The upshot is that Rawalpindi draws a sharp distinction between the Afghan Taliban and the TTP. It may see the former as a strategic asset in the struggle for control over Afghanistan, but the latter is a rival within Pakistan that it has little reason to countenance.

The TTP’s growing links with al-Qaeda do not help matters. There is no profit for the Pakistani state in either the increased international visibility that link brings or the prospect of increased terrorist activity within the country’s borders, adding to the past six years’ death toll of some 40,000 people.

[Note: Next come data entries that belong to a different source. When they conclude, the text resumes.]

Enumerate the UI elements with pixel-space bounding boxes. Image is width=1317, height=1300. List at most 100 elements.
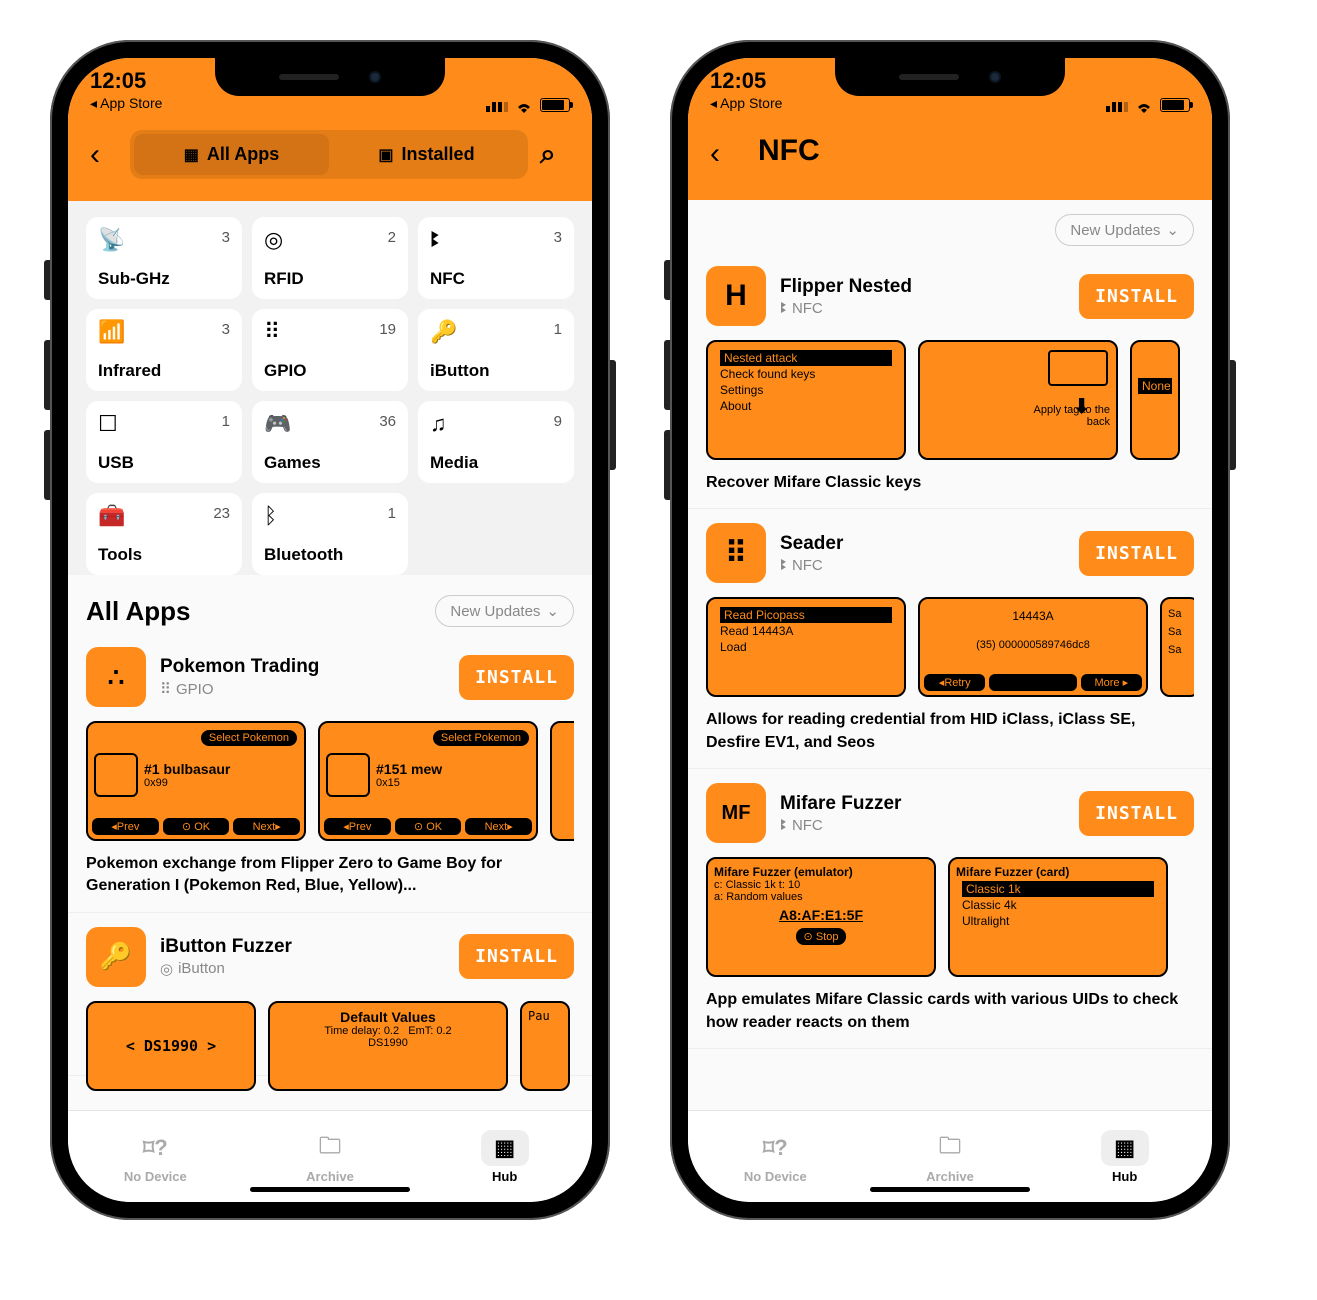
app-category: ꔪ NFC: [780, 300, 1065, 317]
tab-all-apps[interactable]: ▦ All Apps: [134, 134, 329, 175]
category-icon: ☐: [98, 413, 118, 435]
category-label: USB: [98, 453, 230, 473]
tab-nodevice[interactable]: ⌑? No Device: [68, 1111, 243, 1202]
grid-icon: ▦: [184, 145, 199, 165]
category-infrared[interactable]: 📶3Infrared: [86, 309, 242, 391]
sort-filter[interactable]: New Updates ⌄: [1055, 214, 1194, 246]
install-button[interactable]: INSTALL: [459, 934, 574, 979]
category-icon: ꔪ: [780, 817, 787, 834]
install-button[interactable]: INSTALL: [1079, 791, 1194, 836]
category-count: 3: [222, 229, 230, 246]
app-category: ꔪ NFC: [780, 557, 1065, 574]
screenshot[interactable]: Read PicopassRead 14443ALoad: [706, 597, 906, 697]
category-icon: ꔪ: [780, 557, 787, 574]
phone-mockup-right: 12:05 ◂ App Store ‹ NFC New Updates ⌄: [670, 40, 1230, 1220]
category-icon: ꔪ: [430, 229, 440, 251]
category-count: 19: [379, 321, 396, 338]
back-to-appstore[interactable]: ◂ App Store: [90, 95, 162, 112]
back-to-appstore[interactable]: ◂ App Store: [710, 95, 782, 112]
screenshot[interactable]: Select Pokemon #151 mew0x15 ◂Prev⊙ OKNex…: [318, 721, 538, 841]
screenshot[interactable]: Nested attackCheck found keysSettingsAbo…: [706, 340, 906, 460]
cellular-icon: [1106, 98, 1128, 112]
app-description: Recover Mifare Classic keys: [706, 472, 1194, 494]
category-sub-ghz[interactable]: 📡3Sub-GHz: [86, 217, 242, 299]
category-rfid[interactable]: ◎2RFID: [252, 217, 408, 299]
screenshot[interactable]: Default Values Time delay: 0.2 EmT: 0.2 …: [268, 1001, 508, 1091]
category-gpio[interactable]: ⠿19GPIO: [252, 309, 408, 391]
screenshot[interactable]: Select Pokemon #1 bulbasaur0x99 ◂Prev⊙ O…: [86, 721, 306, 841]
category-count: 1: [388, 505, 396, 522]
app-description: Allows for reading credential from HID i…: [706, 709, 1194, 754]
back-button[interactable]: ‹: [710, 137, 738, 171]
back-button[interactable]: ‹: [90, 138, 118, 172]
category-icon: ♫: [430, 413, 447, 435]
app-row: H Flipper Nested ꔪ NFC INSTALL Nested at…: [688, 252, 1212, 509]
sort-filter[interactable]: New Updates ⌄: [435, 595, 574, 627]
app-row: 🔑 iButton Fuzzer ◎ iButton INSTALL < DS1…: [68, 913, 592, 1076]
tab-label: Installed: [402, 144, 475, 165]
battery-icon: [1160, 98, 1190, 112]
app-icon: ∴: [86, 647, 146, 707]
category-usb[interactable]: ☐ 1 USB: [86, 401, 242, 483]
hub-icon: ▦: [1101, 1130, 1149, 1166]
category-games[interactable]: 🎮36Games: [252, 401, 408, 483]
app-name[interactable]: iButton Fuzzer: [160, 936, 445, 958]
category-count: 3: [222, 321, 230, 338]
folder-icon: 🗀: [926, 1130, 974, 1166]
tab-label: No Device: [744, 1169, 807, 1184]
screenshot[interactable]: SaSaSa: [1160, 597, 1194, 697]
screenshot-row[interactable]: Select Pokemon #1 bulbasaur0x99 ◂Prev⊙ O…: [86, 721, 574, 841]
category-nfc[interactable]: ꔪ3NFC: [418, 217, 574, 299]
hub-icon: ▦: [481, 1130, 529, 1166]
category-icon: ꔪ: [780, 300, 787, 317]
category-grid: 📡3Sub-GHz◎2RFIDꔪ3NFC📶3Infrared⠿19GPIO🔑1i…: [68, 201, 592, 575]
filter-label: New Updates: [1070, 222, 1160, 239]
install-button[interactable]: INSTALL: [1079, 531, 1194, 576]
install-button[interactable]: INSTALL: [459, 655, 574, 700]
category-label: Sub-GHz: [98, 269, 230, 289]
category-count: 2: [388, 229, 396, 246]
screenshot-row[interactable]: < DS1990 > Default Values Time delay: 0.…: [86, 1001, 574, 1091]
screenshot-row[interactable]: Read PicopassRead 14443ALoad 14443A (35)…: [706, 597, 1194, 697]
category-bluetooth[interactable]: ᛒ1Bluetooth: [252, 493, 408, 575]
app-row: ⠿ Seader ꔪ NFC INSTALL Read PicopassRead…: [688, 509, 1212, 769]
app-name[interactable]: Mifare Fuzzer: [780, 793, 1065, 815]
category-media[interactable]: ♫9Media: [418, 401, 574, 483]
tab-hub[interactable]: ▦ Hub: [417, 1111, 592, 1202]
category-count: 1: [554, 321, 562, 338]
app-row: MF Mifare Fuzzer ꔪ NFC INSTALL Mifare Fu…: [688, 769, 1212, 1049]
screenshot-row[interactable]: Mifare Fuzzer (emulator) c: Classic 1k t…: [706, 857, 1194, 977]
screenshot[interactable]: 14443A (35) 000000589746dc8 ◂RetryMore ▸: [918, 597, 1148, 697]
tab-bar: ⌑? No Device 🗀 Archive ▦ Hub: [688, 1110, 1212, 1202]
app-name[interactable]: Pokemon Trading: [160, 656, 445, 678]
screenshot[interactable]: Pau: [520, 1001, 570, 1091]
screenshot[interactable]: None: [1130, 340, 1180, 460]
screenshot[interactable]: [550, 721, 574, 841]
app-name[interactable]: Seader: [780, 533, 1065, 555]
screenshot[interactable]: ⬇Apply tag to the back: [918, 340, 1118, 460]
category-icon: ᛒ: [264, 505, 277, 527]
category-ibutton[interactable]: 🔑1iButton: [418, 309, 574, 391]
screenshot-row[interactable]: Nested attackCheck found keysSettingsAbo…: [706, 340, 1194, 460]
screenshot[interactable]: < DS1990 >: [86, 1001, 256, 1091]
category-tools[interactable]: 🧰23Tools: [86, 493, 242, 575]
app-icon: ⠿: [706, 523, 766, 583]
tab-nodevice[interactable]: ⌑? No Device: [688, 1111, 863, 1202]
home-indicator[interactable]: [870, 1187, 1030, 1192]
screenshot[interactable]: Mifare Fuzzer (card) Classic 1kClassic 4…: [948, 857, 1168, 977]
app-icon: 🔑: [86, 927, 146, 987]
category-icon: ◎: [264, 229, 283, 251]
tab-installed[interactable]: ▣ Installed: [329, 134, 524, 175]
category-count: 1: [222, 413, 230, 430]
category-label: Tools: [98, 545, 230, 565]
install-button[interactable]: INSTALL: [1079, 274, 1194, 319]
screenshot[interactable]: Mifare Fuzzer (emulator) c: Classic 1k t…: [706, 857, 936, 977]
app-name[interactable]: Flipper Nested: [780, 276, 1065, 298]
home-indicator[interactable]: [250, 1187, 410, 1192]
category-label: iButton: [430, 361, 562, 381]
tab-label: Hub: [492, 1169, 517, 1184]
category-icon: ⠿: [160, 680, 171, 698]
category-label: Infrared: [98, 361, 230, 381]
search-button[interactable]: ⌕: [540, 138, 570, 171]
tab-hub[interactable]: ▦ Hub: [1037, 1111, 1212, 1202]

Given these factors, it is more likely than not that the proposed peace talks will not reach fruition. The more plausible scenario is that the Pakistani army will attempt to splinter the TTP via military pressure and selective engagement, a tactic that the coalition of various groups may be vulnerable too.

The latter has already taken against Asmatullah Muawiya, leader of sister organisation and one of its main avenues of exerting influence outside Pashtun areas, the Punjabi Taliban, for welcoming the offer of peace talks.

With 2014 and the withdrawal of international troops from Afghanistan approaching, the stakes are rising and Rawalpindi is unlikely to bet on Islamabad’s good intentions.